Zermatt has changed a lot in the last 100 years. The village at the foot of the famous Matterhorn has become bigger and more international. The surrounding mountain world is also better developed today and thanks to the Zermatt mountain railways, visitors from all over the world can experience nature up close. Visionary thinking, a lot of know-how and innovative projects make Zermatt one of the most successful tourist destinations. However, the preservation of the unique natural landscape has never been forgotten and even today over 80% of the landscape in and around Zermatt is still natural.

Protective forests and their function

The term is basically self-explanatory. In general, a protective forest is referred to as the mountain forest above villages, roads and tracks in mountainous areas. It prevents the occurrence of natural hazards such as avalanches, rockfall, and erosion or slows down these hazards and thus protects the residents of the valley and the infrastructure in the settlement area. In the Swiss Alps, mountain forests protect over 7,000 hectares of densely populated settlement and industrial zones and countless transportation routes.

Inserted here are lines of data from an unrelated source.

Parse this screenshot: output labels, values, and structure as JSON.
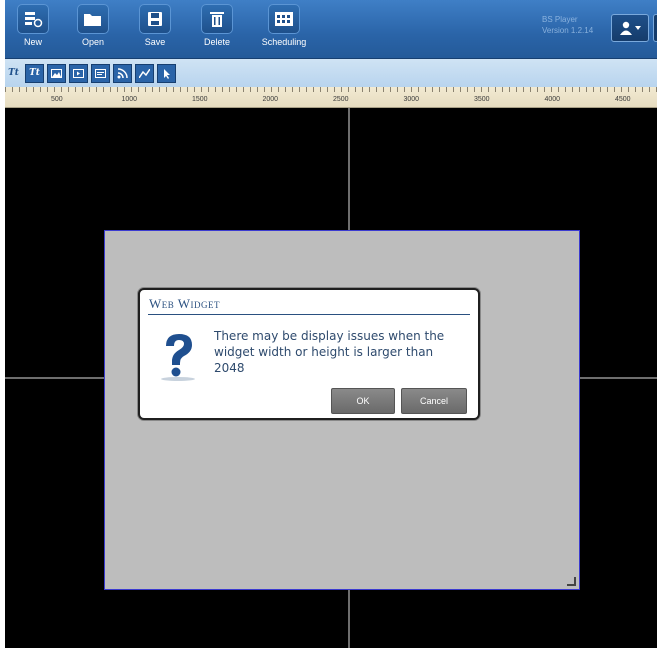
{
  "toolbar": {
    "buttons": [
      {
        "label": "New"
      },
      {
        "label": "Open"
      },
      {
        "label": "Save"
      },
      {
        "label": "Delete"
      },
      {
        "label": "Scheduling"
      }
    ],
    "app_name": "BS Player",
    "version": "Version 1.2.14"
  },
  "widget_bar": {
    "icons": [
      "Tt",
      "Tt",
      "image",
      "video",
      "web",
      "rss",
      "data",
      "pointer"
    ]
  },
  "ruler": {
    "labels": [
      "500",
      "1000",
      "1500",
      "2000",
      "2500",
      "3000",
      "3500",
      "4000",
      "4500"
    ]
  },
  "dialog": {
    "title": "Web Widget",
    "message": "There may be display issues when the widget width or height is larger than 2048",
    "ok_label": "OK",
    "cancel_label": "Cancel",
    "icon": "question-icon"
  },
  "colors": {
    "toolbar_blue": "#2a64a8",
    "canvas_black": "#000000",
    "widget_gray": "#bdbdbd"
  }
}
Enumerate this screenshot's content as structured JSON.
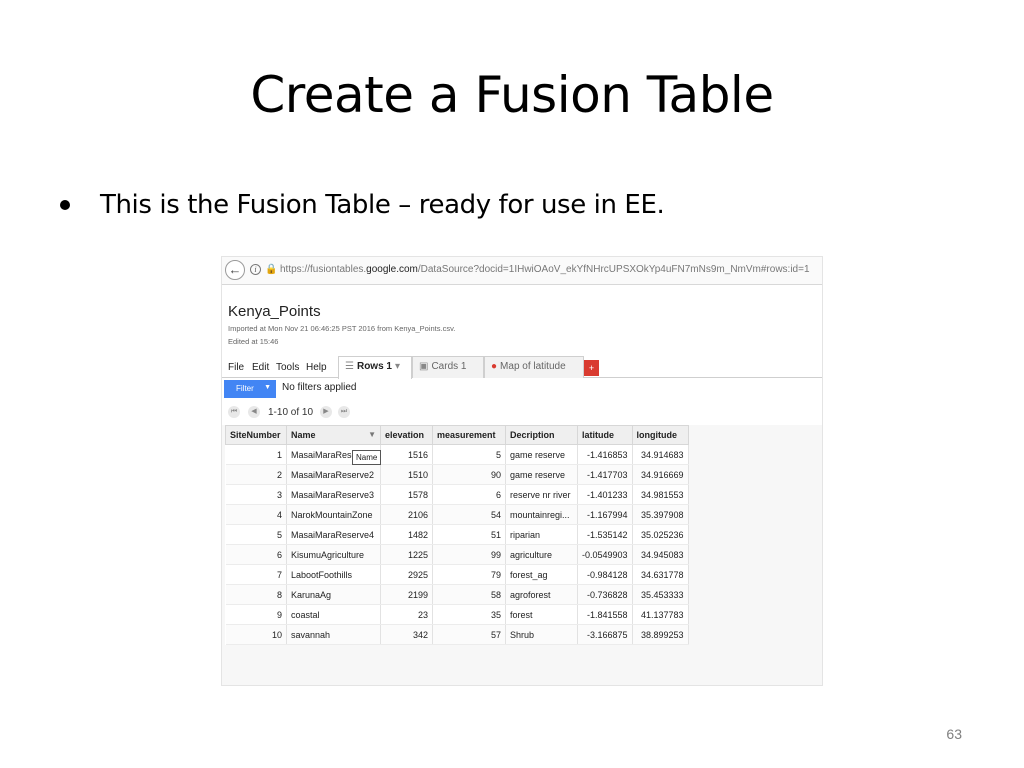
{
  "slide": {
    "title": "Create a Fusion Table",
    "bullet": "This is the Fusion Table – ready for use in EE.",
    "page_number": "63"
  },
  "browser": {
    "back_icon": "back-arrow-icon",
    "url_prefix": "https://fusiontables.",
    "url_domain": "google.com",
    "url_suffix": "/DataSource?docid=1IHwiOAoV_ekYfNHrcUPSXOkYp4uFN7mNs9m_NmVm#rows:id=1"
  },
  "doc": {
    "title": "Kenya_Points",
    "imported": "Imported at Mon Nov 21 06:46:25 PST 2016 from Kenya_Points.csv.",
    "edited": "Edited at 15:46"
  },
  "menu": {
    "file": "File",
    "edit": "Edit",
    "tools": "Tools",
    "help": "Help"
  },
  "tabs": {
    "rows": "Rows 1",
    "cards": "Cards 1",
    "map": "Map of latitude",
    "add": "+"
  },
  "filter": {
    "button": "Filter",
    "status": "No filters applied"
  },
  "pager": {
    "label": "1-10 of 10"
  },
  "table": {
    "headers": [
      "SiteNumber",
      "Name",
      "elevation",
      "measurement",
      "Decription",
      "latitude",
      "longitude"
    ],
    "tooltip": "Name",
    "rows": [
      [
        "1",
        "MasaiMaraReserve1",
        "1516",
        "5",
        "game reserve",
        "-1.416853",
        "34.914683"
      ],
      [
        "2",
        "MasaiMaraReserve2",
        "1510",
        "90",
        "game reserve",
        "-1.417703",
        "34.916669"
      ],
      [
        "3",
        "MasaiMaraReserve3",
        "1578",
        "6",
        "reserve nr river",
        "-1.401233",
        "34.981553"
      ],
      [
        "4",
        "NarokMountainZone",
        "2106",
        "54",
        "mountainregi...",
        "-1.167994",
        "35.397908"
      ],
      [
        "5",
        "MasaiMaraReserve4",
        "1482",
        "51",
        "riparian",
        "-1.535142",
        "35.025236"
      ],
      [
        "6",
        "KisumuAgriculture",
        "1225",
        "99",
        "agriculture",
        "-0.0549903",
        "34.945083"
      ],
      [
        "7",
        "LabootFoothills",
        "2925",
        "79",
        "forest_ag",
        "-0.984128",
        "34.631778"
      ],
      [
        "8",
        "KarunaAg",
        "2199",
        "58",
        "agroforest",
        "-0.736828",
        "35.453333"
      ],
      [
        "9",
        "coastal",
        "23",
        "35",
        "forest",
        "-1.841558",
        "41.137783"
      ],
      [
        "10",
        "savannah",
        "342",
        "57",
        "Shrub",
        "-3.166875",
        "38.899253"
      ]
    ]
  }
}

There are also various protective forests in Matterhorn Paradise that have this important function and at the same time provide a home for the wild animals of the Zermatt mountain world. The maintenance of the forests is a preventive measure and is associated with costs, but often saves the construction of artificial structures.

The wildlife in the Zermatt mountains

If you are traveling in Matterhorn Paradise and observing the landscape attentively, you will repeatedly have breathtaking images and encounters. The wildlife is usually inconspicuous and values peace. This makes it all the more important to respect the marked forest & wildlife areas. These areas are marked and indicated on the interactive map of the Zermatt mountain railways. Whether it is a ibex with its one-meter long horns or the bearded vulture with a wingspan of up to 2.8 meters - the diversity is enormous.

Winter months are a difficult and strenuous time for the animals - food is limited and movement is exhausting with higher snow levels. Any so-called disturbance leads to the flight of the animals and causes stress - which in turn increases energy consumption. Disturbances include approaches by skiers and snowboarders at high speeds, surprise effects due to sudden appearance of people, and encounters outside the marked routes where animals are resting or looking for food.